Predicting compound amenability with liquid chromatography-mass spectrometry to improve non-targeted analysis

Anal Bioanal Chem. 2021 Dec;413(30):7495-7508. doi: 10.1007/s00216-021-03713-w. Epub 2021 Oct 14.

Abstract

With the increasing availability of high-resolution mass spectrometers, suspect screening and non-targeted analysis are becoming popular compound identification tools for environmental researchers. Samples of interest often contain a large (unknown) number of chemicals spanning the detectable mass range of the instrument. In an effort to separate these chemicals prior to injection into the mass spectrometer, a chromatography method is often utilized. There are numerous types of gas and liquid chromatographs that can be coupled to commercially available mass spectrometers. Depending on the type of instrument used for analysis, the researcher is likely to observe a different subset of compounds based on the amenability of those chemicals to the selected experimental techniques and equipment. It would be advantageous if this subset of chemicals could be predicted prior to conducting the experiment, in order to minimize potential false-positive and false-negative identifications.
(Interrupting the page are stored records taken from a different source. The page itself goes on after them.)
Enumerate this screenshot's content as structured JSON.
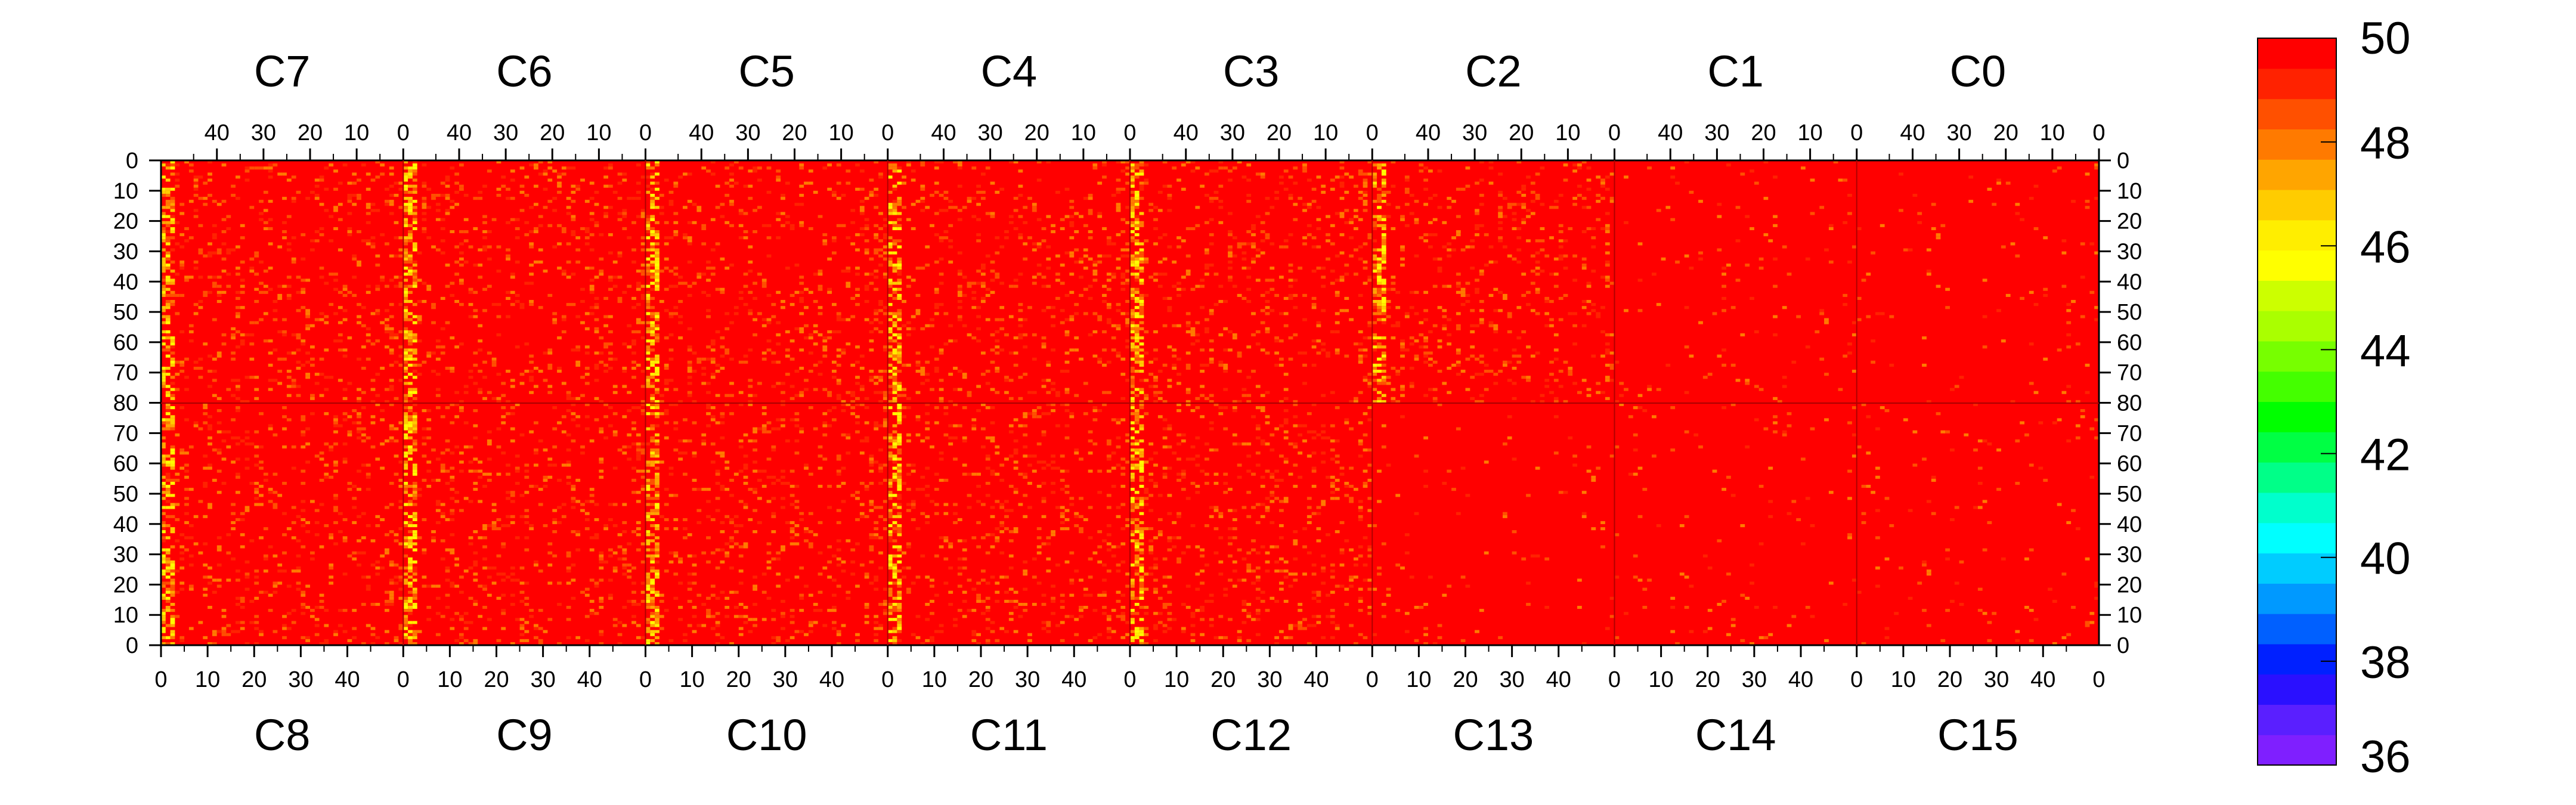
{
  "chart_data": {
    "type": "heatmap",
    "title": "",
    "xlabel": "",
    "ylabel": "",
    "top_chips": [
      "C7",
      "C6",
      "C5",
      "C4",
      "C3",
      "C2",
      "C1",
      "C0"
    ],
    "bottom_chips": [
      "C8",
      "C9",
      "C10",
      "C11",
      "C12",
      "C13",
      "C14",
      "C15"
    ],
    "top_x_ticks": [
      "40",
      "30",
      "20",
      "10",
      "0"
    ],
    "bottom_x_ticks": [
      "0",
      "10",
      "20",
      "30",
      "40"
    ],
    "top_x_tick_values": [
      40,
      30,
      20,
      10,
      0
    ],
    "bottom_x_tick_values": [
      0,
      10,
      20,
      30,
      40
    ],
    "x_range_per_chip": [
      0,
      52
    ],
    "y_ticks": [
      "0",
      "10",
      "20",
      "30",
      "40",
      "50",
      "60",
      "70",
      "80",
      "70",
      "60",
      "50",
      "40",
      "30",
      "20",
      "10",
      "0"
    ],
    "y_range_per_half": [
      0,
      80
    ],
    "z_range": [
      36,
      50
    ],
    "colorbar_labels": [
      "50",
      "48",
      "46",
      "44",
      "42",
      "40",
      "38",
      "36"
    ],
    "colorbar_values": [
      50,
      48,
      46,
      44,
      42,
      40,
      38,
      36
    ],
    "palette": [
      "#7f1fff",
      "#5a1fff",
      "#2a10ff",
      "#0020ff",
      "#0060ff",
      "#0099ff",
      "#00ccff",
      "#00ffff",
      "#00ffcc",
      "#00ff88",
      "#00ff44",
      "#00ff00",
      "#44ff00",
      "#77ff00",
      "#aaff00",
      "#ccff00",
      "#ffff00",
      "#ffee00",
      "#ffcc00",
      "#ffa500",
      "#ff7a00",
      "#ff5000",
      "#ff2200",
      "#ff0000"
    ],
    "background_color": "#ff0000",
    "dominant_value": 50,
    "noisy_chip_columns": {
      "top": [
        "C7",
        "C6",
        "C5",
        "C4",
        "C3",
        "C2"
      ],
      "bottom": [
        "C8",
        "C9",
        "C10",
        "C11",
        "C12"
      ]
    },
    "grid": false
  }
}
In this work, we utilize experimental datasets to predict the amenability of chemical compounds to detection with liquid chromatography-electrospray ionization-mass spectrometry (LC-ESI-MS). The assembled dataset totals 5517 unique chemicals either explicitly detected or not detected with LC-ESI-MS. The resulting detected/not-detected matrix has been modeled using specific molecular descriptors to predict which chemicals are amenable to LC-ESI-MS, and to which form(s) of ionization. Random forest models, including a measure of the applicability domain of the model for both positive and negative modes of the electrospray ionization source, were successfully developed. The outcome of this work will help to inform future suspect screening and non-targeted analyses of chemicals by better defining the potential LC-ESI-MS detectable chemical landscape of interest.

Keywords: Machine learning; Mass spectrometry; Non-targeted analysis; Predictive modeling; Random forest; Suspect screening analysis.